11時間後に現れた対象者
隣には…
歓楽街は暗くなって開店する店の人や呼び込みの人など、ギラギラした目で周囲をうかがう人が増えてきました。そんな人たちに注意を向けられないよう、車の後部座席に移り、身を潜めて張り込み続けました。
調査開始から実に11時間以上経過したその時、ついに美緒さんの苦しみを裏付ける決定的な証拠を撮ることができたのです。
稔さんは女性を伴ってホテルから腕を組んで出てきたのです。
調査で最も大事な瞬間、明らかに普通の関係ではない2人の様子と、不貞相手の女性の顔をしっかりと押さえることができました。
その後、2人は居酒屋に入り食事を楽しんでいました。
美緒さんが自宅で一人、幼い子どもたちの世話をしながらも、夫のモラハラ主張に涙していた裏側で、稔さんは新しい女性と恋人のような時間を過ごしていたのです。
我々の仕事はまだ終わっていません。

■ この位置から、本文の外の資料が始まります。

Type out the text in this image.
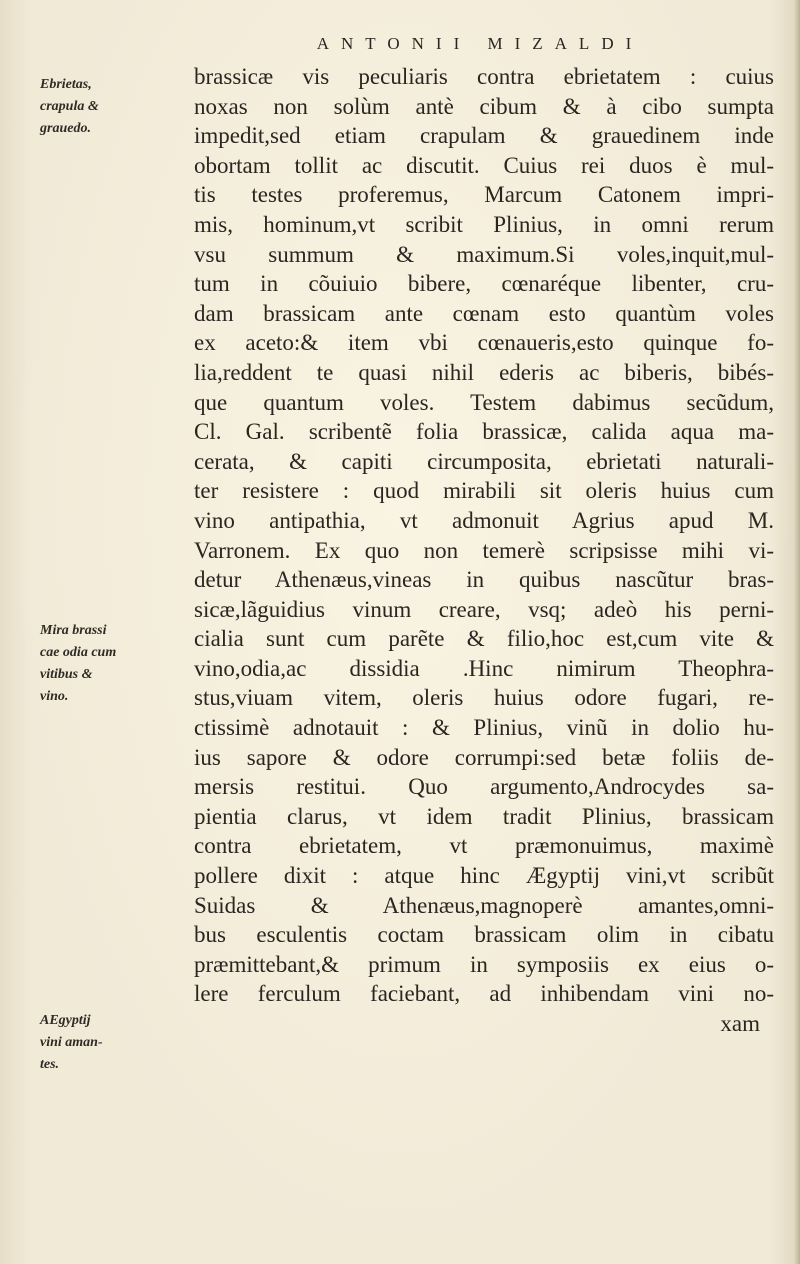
ANTONII MIZALDI
Ebrietas,
crapula &
grauedo.
Mira brassi
cae odia cum
vitibus &
vino.
AEgyptij
vini aman-
tes.
brassicæ vis peculiaris contra ebrietatem : cuius
noxas non solùm antè cibum & à cibo sumpta
impedit,sed etiam crapulam & grauedinem inde
obortam tollit ac discutit. Cuius rei duos è mul-
tis testes proferemus, Marcum Catonem impri-
mis, hominum,vt scribit Plinius, in omni rerum
vsu summum & maximum.Si voles,inquit,mul-
tum in cõuiuio bibere, cœnaréque libenter, cru-
dam brassicam ante cœnam esto quantùm voles
ex aceto:& item vbi cœnaueris,esto quinque fo-
lia,reddent te quasi nihil ederis ac biberis, bibés-
que quantum voles. Testem dabimus secũdum,
Cl. Gal. scribentẽ folia brassicæ, calida aqua ma-
cerata, & capiti circumposita, ebrietati naturali-
ter resistere : quod mirabili sit oleris huius cum
vino antipathia, vt admonuit Agrius apud M.
Varronem. Ex quo non temerè scripsisse mihi vi-
detur Athenæus,vineas in quibus nascũtur bras-
sicæ,lãguidius vinum creare, vsq; adeò his perni-
cialia sunt cum parẽte & filio,hoc est,cum vite &
vino,odia,ac dissidia .Hinc nimirum Theophra-
stus,viuam vitem, oleris huius odore fugari, re-
ctissimè adnotauit : & Plinius, vinũ in dolio hu-
ius sapore & odore corrumpi:sed betæ foliis de-
mersis restitui. Quo argumento,Androcydes sa-
pientia clarus, vt idem tradit Plinius, brassicam
contra ebrietatem, vt præmonuimus, maximè
pollere dixit : atque hinc Ægyptij vini,vt scribũt
Suidas & Athenæus,magnoperè amantes,omni-
bus esculentis coctam brassicam olim in cibatu
præmittebant,& primum in symposiis ex eius o-
lere ferculum faciebant, ad inhibendam vini no-
xam
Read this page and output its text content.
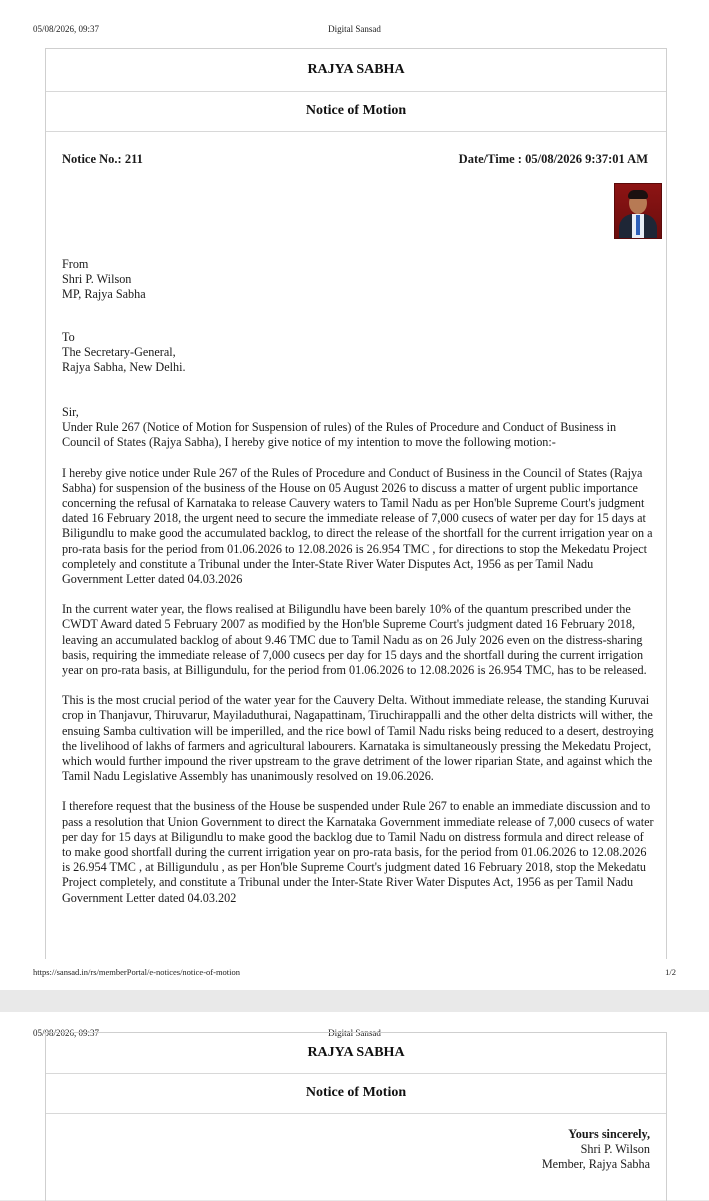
05/08/2026, 09:37	Digital Sansad
RAJYA SABHA
Notice of Motion
Notice No.: 211	Date/Time : 05/08/2026 9:37:01 AM

From

Shri P. Wilson

MP, Rajya Sabha

To

The Secretary-General,

Rajya Sabha, New Delhi.

Sir,

Under Rule 267 (Notice of Motion for Suspension of rules) of the Rules of Procedure and Conduct of Business in Council of States (Rajya Sabha), I hereby give notice of my intention to move the following motion:-

I hereby give notice under Rule 267 of the Rules of Procedure and Conduct of Business in the Council of States (Rajya Sabha) for suspension of the business of the House on 05 August 2026 to discuss a matter of urgent public importance concerning the refusal of Karnataka to release Cauvery waters to Tamil Nadu as per Hon'ble Supreme Court's judgment dated 16 February 2018, the urgent need to secure the immediate release of 7,000 cusecs of water per day for 15 days at Biligundlu to make good the accumulated backlog, to direct the release of the shortfall for the current irrigation year on a pro-rata basis for the period from 01.06.2026 to 12.08.2026 is 26.954 TMC , for directions to stop the Mekedatu Project completely and constitute a Tribunal under the Inter-State River Water Disputes Act, 1956 as per Tamil Nadu Government Letter dated 04.03.2026

In the current water year, the flows realised at Biligundlu have been barely 10% of the quantum prescribed under the CWDT Award dated 5 February 2007 as modified by the Hon'ble Supreme Court's judgment dated 16 February 2018, leaving an accumulated backlog of about 9.46 TMC due to Tamil Nadu as on 26 July 2026 even on the distress-sharing basis, requiring the immediate release of 7,000 cusecs per day for 15 days and the shortfall during the current irrigation year on pro-rata basis, at Billigundulu, for the period from 01.06.2026 to 12.08.2026 is 26.954 TMC, has to be released.

This is the most crucial period of the water year for the Cauvery Delta. Without immediate release, the standing Kuruvai crop in Thanjavur, Thiruvarur, Mayiladuthurai, Nagapattinam, Tiruchirappalli and the other delta districts will wither, the ensuing Samba cultivation will be imperilled, and the rice bowl of Tamil Nadu risks being reduced to a desert, destroying the livelihood of lakhs of farmers and agricultural labourers. Karnataka is simultaneously pressing the Mekedatu Project, which would further impound the river upstream to the grave detriment of the lower riparian State, and against which the Tamil Nadu Legislative Assembly has unanimously resolved on 19.06.2026.

I therefore request that the business of the House be suspended under Rule 267 to enable an immediate discussion and to pass a resolution that Union Government to direct the Karnataka Government immediate release of 7,000 cusecs of water per day for 15 days at Biligundlu to make good the backlog due to Tamil Nadu on distress formula and direct release of to make good shortfall during the current irrigation year on pro-rata basis, for the period from 01.06.2026 to 12.08.2026 is 26.954 TMC , at Billigundulu , as per Hon'ble Supreme Court's judgment dated 16 February 2018, stop the Mekedatu Project completely, and constitute a Tribunal under the Inter-State River Water Disputes Act, 1956 as per Tamil Nadu Government Letter dated 04.03.202

https://sansad.in/rs/memberPortal/e-notices/notice-of-motion	1/2
05/08/2026, 09:37	Digital Sansad
RAJYA SABHA
Notice of Motion
Yours sincerely,
Shri P. Wilson
Member, Rajya Sabha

この女性が誰であるかを特定するまで含まれています。
食事を終えた2人は、女性の車で移動を開始しました。車班との入念な連携により問題なく捕捉し、車で尾行しました。稔さんの自宅から歩いて15分ほどのコンビニで抱擁した後、稔さんを降ろして女性の車両は走り出しました。
私たちは引き続き女性の車を45分ほど追尾した後、彼女の帰宅先を突き止めることに成功しました。
女性が自宅に入るまでをしっかり撮影して、調査は完了しました。
私たちは、稔さんと女性が仲睦まじくホテルから出てくるという不貞行為の決定的瞬間、そして相手女性の特定という、美緒さんと子どもたちの未来を左右する最重要証拠をつかんだのです。
調査結果の報告書を提示すると、美緒さんは言葉を詰まらせ、大粒の涙を流していました。その涙は裏切りを目の当たりにしたショックだけでなく、真実を知ることで得た大きな安堵の涙でもあったと感じました。
夫の不可解な豹変、理不尽な家事・育児放棄と、モラハラを盾にした慰謝料と離婚の要求。その全てが、不貞行為という点で一本の線となってつながったのです。